WHEN THE COURTROOM BECOMES A SOAPBOX: ANDERS BREIVIK AND THE RIGHT TO A PUBLIC TRIAL
When Anders Breivik was arraigned in an Oslo court last week for his brazen acts of terrorism, it was in a hearing closed to the public and closed to the news media. The decision to do that was based on concern over whether Breivik would use the proceeding to send covert signals to accomplices ready to commit additional acts of violence. But it may also have been a way ensure that Breivik did not seize this as yet another opportunity to promote his now familiar right-wing manifesto warning of Europe’s decline into “Islamification” and the coming of a new Caliphate.
Breivik is the flip side of Osama bin Laden, who described the same kind of future for Europe approvingly, and indeed, there were equally strong concerns that had bin Laden been captured and not killed he might have used the stage provided by a trial proceeding to spew venom on America and recruit more soldiers for the jihad.
To each of these men, imprisonment and perhaps even death was a small price to pay for promoting their revolutionary ideas, all of which raises an interesting series of questions: how do we protect the need for a public and transparent judicial process without rewarding acts of violence with the very mission of their violence: publicity for a set of radical ideas? Can we? Should we?
Had Breivik been subjected to the American criminal justice process, it is doubtful that the judge would have closed the hearing. The Sixth Amendment to the Constitution protects the right to a public trial, in part to ensure that corruption is not at work in the courtroom, in part so that the “people” get to simply see their criminal justice system at work. Indeed, the public nature of trial proceedings is a hallmark of the American criminal justice system. Still, the Sixth Amendment does not address the kind of issue being raised here, that the public may find a “public trial” not in its interest.
The closest the Court has come to reviewing this idea would be the potential for inflammatory ideas like those espoused by Breivik leading to a mob reaction that would prevent a public trial from being a fair trial. In Moore v. Dempsey (1923) the Court ruled, 6-2, that when a trial proceeding is too public, it can turn into a circus that prevents a fair judgement. Justice Oliver Wendell Holmes, writing for the majority in that case, declared that “if the whole proceeding is a mask – that counsel, jury, and judge were swept to the fatal end by an irresistible wave of public passion…neither perfection in the machinery for correction nor the possibility that the trial court and counsel saw no other way of avoiding an immediate outbreak of the mob can prevent this Court from securing the petitioners their constitutional rights.” It is easy to imagine that a trial of bin Laden or of Breivik would turn into just such a mob scene, justifying the closing of the door, and yet it is just as easy to argue that a proceeding of this magnitude demands public eyes. Few could dispute that it is of commanding interest to the public at large that those responsible for crimes like these are properly brought to justice.

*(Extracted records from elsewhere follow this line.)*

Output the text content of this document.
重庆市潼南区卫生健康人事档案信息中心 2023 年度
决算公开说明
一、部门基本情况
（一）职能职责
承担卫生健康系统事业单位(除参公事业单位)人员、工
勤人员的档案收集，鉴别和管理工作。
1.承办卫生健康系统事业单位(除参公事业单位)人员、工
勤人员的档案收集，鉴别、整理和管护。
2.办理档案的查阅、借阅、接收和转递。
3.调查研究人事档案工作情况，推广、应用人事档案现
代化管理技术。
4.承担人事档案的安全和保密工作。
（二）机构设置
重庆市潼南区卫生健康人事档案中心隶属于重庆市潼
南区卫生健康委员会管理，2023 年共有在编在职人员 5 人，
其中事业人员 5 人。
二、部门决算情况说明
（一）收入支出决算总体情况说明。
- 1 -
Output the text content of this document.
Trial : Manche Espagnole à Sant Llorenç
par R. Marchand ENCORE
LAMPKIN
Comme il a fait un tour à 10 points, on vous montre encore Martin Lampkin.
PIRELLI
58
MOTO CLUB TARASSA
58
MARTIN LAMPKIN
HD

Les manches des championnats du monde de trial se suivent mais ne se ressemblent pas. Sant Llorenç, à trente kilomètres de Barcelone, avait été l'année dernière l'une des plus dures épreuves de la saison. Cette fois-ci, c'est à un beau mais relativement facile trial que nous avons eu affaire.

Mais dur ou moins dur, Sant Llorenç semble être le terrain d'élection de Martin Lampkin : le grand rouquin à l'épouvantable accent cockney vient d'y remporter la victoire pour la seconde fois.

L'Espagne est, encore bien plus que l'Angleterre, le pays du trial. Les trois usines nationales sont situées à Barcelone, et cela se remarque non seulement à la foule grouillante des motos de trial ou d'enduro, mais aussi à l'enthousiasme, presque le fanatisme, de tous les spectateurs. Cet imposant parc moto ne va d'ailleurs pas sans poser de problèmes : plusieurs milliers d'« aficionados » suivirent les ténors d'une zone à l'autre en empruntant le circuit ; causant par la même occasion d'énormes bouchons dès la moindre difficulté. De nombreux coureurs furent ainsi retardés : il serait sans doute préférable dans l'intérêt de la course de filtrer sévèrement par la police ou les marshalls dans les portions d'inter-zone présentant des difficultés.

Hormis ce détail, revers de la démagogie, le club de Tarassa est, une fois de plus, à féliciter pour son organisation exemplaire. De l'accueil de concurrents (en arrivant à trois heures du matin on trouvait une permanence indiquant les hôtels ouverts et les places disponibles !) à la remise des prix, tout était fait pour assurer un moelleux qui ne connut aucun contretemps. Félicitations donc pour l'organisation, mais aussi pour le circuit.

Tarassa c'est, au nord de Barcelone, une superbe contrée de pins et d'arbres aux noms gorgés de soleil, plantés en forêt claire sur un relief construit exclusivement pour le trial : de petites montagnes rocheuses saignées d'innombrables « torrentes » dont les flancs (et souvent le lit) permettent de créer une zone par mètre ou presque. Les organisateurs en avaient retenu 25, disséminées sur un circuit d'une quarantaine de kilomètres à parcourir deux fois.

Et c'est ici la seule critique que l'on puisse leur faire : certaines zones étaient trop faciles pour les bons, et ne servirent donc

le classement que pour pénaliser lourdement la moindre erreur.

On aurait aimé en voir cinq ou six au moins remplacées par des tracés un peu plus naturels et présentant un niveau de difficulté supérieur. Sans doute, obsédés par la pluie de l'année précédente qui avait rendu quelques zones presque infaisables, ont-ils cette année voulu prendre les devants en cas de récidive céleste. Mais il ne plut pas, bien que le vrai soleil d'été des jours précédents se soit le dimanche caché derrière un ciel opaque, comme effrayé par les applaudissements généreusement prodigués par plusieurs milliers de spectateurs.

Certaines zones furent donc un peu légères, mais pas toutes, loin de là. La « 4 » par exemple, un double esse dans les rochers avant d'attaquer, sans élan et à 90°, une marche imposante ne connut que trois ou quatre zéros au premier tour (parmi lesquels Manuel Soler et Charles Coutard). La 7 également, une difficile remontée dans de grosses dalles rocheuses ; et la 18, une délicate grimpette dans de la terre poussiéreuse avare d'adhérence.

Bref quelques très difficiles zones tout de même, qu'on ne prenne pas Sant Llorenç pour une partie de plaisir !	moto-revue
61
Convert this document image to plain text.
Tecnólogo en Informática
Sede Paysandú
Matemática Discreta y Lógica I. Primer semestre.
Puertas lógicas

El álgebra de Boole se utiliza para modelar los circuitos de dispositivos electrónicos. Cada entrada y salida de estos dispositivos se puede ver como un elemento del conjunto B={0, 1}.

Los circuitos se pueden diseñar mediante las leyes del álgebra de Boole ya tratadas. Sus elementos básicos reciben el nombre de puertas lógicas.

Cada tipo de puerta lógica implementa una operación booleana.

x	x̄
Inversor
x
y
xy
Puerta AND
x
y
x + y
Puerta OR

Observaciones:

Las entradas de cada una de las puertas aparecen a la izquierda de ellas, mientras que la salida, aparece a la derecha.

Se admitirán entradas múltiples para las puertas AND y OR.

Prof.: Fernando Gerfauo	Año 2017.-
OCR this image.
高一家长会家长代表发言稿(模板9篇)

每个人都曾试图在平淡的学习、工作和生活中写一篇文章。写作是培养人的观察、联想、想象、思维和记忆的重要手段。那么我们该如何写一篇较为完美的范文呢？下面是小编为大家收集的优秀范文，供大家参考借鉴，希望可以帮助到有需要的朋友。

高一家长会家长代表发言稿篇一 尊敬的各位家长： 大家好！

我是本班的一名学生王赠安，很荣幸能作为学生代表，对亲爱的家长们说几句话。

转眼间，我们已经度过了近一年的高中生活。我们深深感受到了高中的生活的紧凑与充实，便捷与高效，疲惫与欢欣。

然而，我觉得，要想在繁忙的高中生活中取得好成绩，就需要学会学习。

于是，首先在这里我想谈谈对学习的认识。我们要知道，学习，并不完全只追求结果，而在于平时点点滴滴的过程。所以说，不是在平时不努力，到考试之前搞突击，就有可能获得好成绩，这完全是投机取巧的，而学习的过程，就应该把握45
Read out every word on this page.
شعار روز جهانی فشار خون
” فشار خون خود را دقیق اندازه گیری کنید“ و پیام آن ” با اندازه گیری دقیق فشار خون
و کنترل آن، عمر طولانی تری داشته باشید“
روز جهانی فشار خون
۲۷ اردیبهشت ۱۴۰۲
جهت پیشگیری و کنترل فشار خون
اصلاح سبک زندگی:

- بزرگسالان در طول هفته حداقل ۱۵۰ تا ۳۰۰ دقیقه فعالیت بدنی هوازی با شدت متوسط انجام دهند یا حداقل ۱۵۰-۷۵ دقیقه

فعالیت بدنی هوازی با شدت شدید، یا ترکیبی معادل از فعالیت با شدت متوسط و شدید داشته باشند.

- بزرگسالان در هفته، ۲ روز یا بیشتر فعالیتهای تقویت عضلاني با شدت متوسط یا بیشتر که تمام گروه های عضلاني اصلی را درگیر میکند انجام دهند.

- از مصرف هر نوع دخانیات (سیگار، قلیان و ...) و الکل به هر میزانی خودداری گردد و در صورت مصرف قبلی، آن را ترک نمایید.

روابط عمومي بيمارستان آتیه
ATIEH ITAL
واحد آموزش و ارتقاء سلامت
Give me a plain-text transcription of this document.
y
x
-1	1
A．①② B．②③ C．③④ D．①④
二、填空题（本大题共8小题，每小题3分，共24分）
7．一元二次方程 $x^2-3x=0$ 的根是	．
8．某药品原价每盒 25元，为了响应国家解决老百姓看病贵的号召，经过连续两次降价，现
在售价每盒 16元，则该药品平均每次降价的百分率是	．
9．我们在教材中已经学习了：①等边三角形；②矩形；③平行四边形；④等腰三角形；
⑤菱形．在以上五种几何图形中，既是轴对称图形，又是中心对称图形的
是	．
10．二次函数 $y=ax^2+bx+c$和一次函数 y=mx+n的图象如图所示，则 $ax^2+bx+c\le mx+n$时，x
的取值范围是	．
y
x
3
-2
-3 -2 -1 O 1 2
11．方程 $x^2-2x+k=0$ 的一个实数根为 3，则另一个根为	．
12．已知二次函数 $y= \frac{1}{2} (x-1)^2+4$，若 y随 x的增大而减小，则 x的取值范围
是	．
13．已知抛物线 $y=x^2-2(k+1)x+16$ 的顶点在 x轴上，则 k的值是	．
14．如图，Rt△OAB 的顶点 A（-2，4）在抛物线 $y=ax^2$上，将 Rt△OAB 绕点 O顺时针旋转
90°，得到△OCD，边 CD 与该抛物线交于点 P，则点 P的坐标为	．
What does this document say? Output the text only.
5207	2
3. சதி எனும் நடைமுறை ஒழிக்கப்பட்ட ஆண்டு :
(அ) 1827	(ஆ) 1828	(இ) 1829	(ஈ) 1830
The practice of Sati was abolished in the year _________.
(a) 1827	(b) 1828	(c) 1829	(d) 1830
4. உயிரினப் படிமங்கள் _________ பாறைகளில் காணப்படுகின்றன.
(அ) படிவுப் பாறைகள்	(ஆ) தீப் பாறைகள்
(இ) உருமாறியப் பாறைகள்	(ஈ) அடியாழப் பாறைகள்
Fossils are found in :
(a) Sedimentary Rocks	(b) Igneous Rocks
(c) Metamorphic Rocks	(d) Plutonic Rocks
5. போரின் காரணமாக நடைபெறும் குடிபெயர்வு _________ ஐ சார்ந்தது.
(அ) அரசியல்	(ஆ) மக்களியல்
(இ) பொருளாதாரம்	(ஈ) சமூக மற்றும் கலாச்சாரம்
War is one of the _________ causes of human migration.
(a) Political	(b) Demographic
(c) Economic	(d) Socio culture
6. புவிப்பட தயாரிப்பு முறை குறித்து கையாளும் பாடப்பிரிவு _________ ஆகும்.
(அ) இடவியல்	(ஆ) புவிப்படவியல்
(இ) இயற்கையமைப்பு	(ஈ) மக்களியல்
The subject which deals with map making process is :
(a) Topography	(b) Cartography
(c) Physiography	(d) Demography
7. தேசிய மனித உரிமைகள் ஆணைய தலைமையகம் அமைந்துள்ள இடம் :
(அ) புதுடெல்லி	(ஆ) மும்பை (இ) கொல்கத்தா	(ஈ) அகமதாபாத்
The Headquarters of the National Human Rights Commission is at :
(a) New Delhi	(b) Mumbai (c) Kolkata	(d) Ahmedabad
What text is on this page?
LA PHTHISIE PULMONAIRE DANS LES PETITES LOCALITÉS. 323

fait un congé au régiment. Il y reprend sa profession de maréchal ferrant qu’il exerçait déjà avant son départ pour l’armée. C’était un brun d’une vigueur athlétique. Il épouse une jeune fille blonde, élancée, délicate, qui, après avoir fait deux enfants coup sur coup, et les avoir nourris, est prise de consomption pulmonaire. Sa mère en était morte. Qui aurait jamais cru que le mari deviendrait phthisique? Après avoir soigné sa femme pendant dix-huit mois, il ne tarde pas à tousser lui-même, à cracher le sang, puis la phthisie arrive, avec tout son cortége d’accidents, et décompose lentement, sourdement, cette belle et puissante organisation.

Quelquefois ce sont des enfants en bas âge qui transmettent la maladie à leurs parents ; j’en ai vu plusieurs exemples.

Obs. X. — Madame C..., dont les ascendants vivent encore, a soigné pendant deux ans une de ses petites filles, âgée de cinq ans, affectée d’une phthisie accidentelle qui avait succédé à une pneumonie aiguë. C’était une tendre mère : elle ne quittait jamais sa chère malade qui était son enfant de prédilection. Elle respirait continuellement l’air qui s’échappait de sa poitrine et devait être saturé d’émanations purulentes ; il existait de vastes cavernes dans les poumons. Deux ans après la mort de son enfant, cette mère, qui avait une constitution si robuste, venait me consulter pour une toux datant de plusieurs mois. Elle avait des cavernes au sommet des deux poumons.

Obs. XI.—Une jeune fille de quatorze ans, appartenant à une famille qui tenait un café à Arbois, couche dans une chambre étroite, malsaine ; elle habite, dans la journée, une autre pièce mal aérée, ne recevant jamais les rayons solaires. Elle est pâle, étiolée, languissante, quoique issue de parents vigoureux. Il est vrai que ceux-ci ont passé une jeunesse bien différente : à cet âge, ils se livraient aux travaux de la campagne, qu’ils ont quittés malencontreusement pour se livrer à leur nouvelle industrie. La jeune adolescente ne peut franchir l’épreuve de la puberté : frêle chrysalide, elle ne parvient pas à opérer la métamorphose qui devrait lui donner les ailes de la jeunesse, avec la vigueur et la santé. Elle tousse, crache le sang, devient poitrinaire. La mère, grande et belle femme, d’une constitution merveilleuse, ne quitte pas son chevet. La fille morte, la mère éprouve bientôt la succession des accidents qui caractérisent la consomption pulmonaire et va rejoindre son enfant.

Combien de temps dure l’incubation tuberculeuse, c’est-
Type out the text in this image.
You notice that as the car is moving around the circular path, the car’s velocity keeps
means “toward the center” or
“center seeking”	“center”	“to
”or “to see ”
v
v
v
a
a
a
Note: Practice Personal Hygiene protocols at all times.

There are few applicable precedents to consult. In the 1990s, the self-proclaimed “Unambomber,” Ted Kaczynski, terrorized the academic community by sending deadly mail bombs that killed three and injured 23. Kaczynski was looking for attention on his own manifesto, a 35,000 word rant against technology. He finally sent a letter to the New York Times saying that he would stop his terror campaign if the paper published his treatise and, urged on by law enforcement, the Times, in a move still criticized as rewarding violence, ultimately did. Police suspected that if the treatise was published it would result in someone recognizing Kaczynski and lead to his capture and that is precisely what happened when Kaczynski’s brother read the statement in the Times and identified him. There never was a “Unabomber” trial; Kaczynski pleaded guilty to the murders as a way of avoiding the death penalty. But thanks to the Times, his ideas had a wide public airing.
Ultimately, in America, the decision about whether to conduct a trial of this importance in public or behind closed doors would become a balancing act between the Sixth Amendment and the First Amendment. The trial would need to be conducted in a way that ensures the best chance of getting at the truth and expression, particularly political expression, would also need to be protected, no matter how odious its content. What will the Norwegians do? Breivik has asked for a public trial and his preference to attend “in uniform.” Norway’s notoriously lenient criminal law caps prison sentences at 21 years, meaning that Anders Behring Breivik, if convicted of the killings, will received just 82 days per victim. It also means that he will emerge to freedom in 2032 at age 53, still in the prime of his life.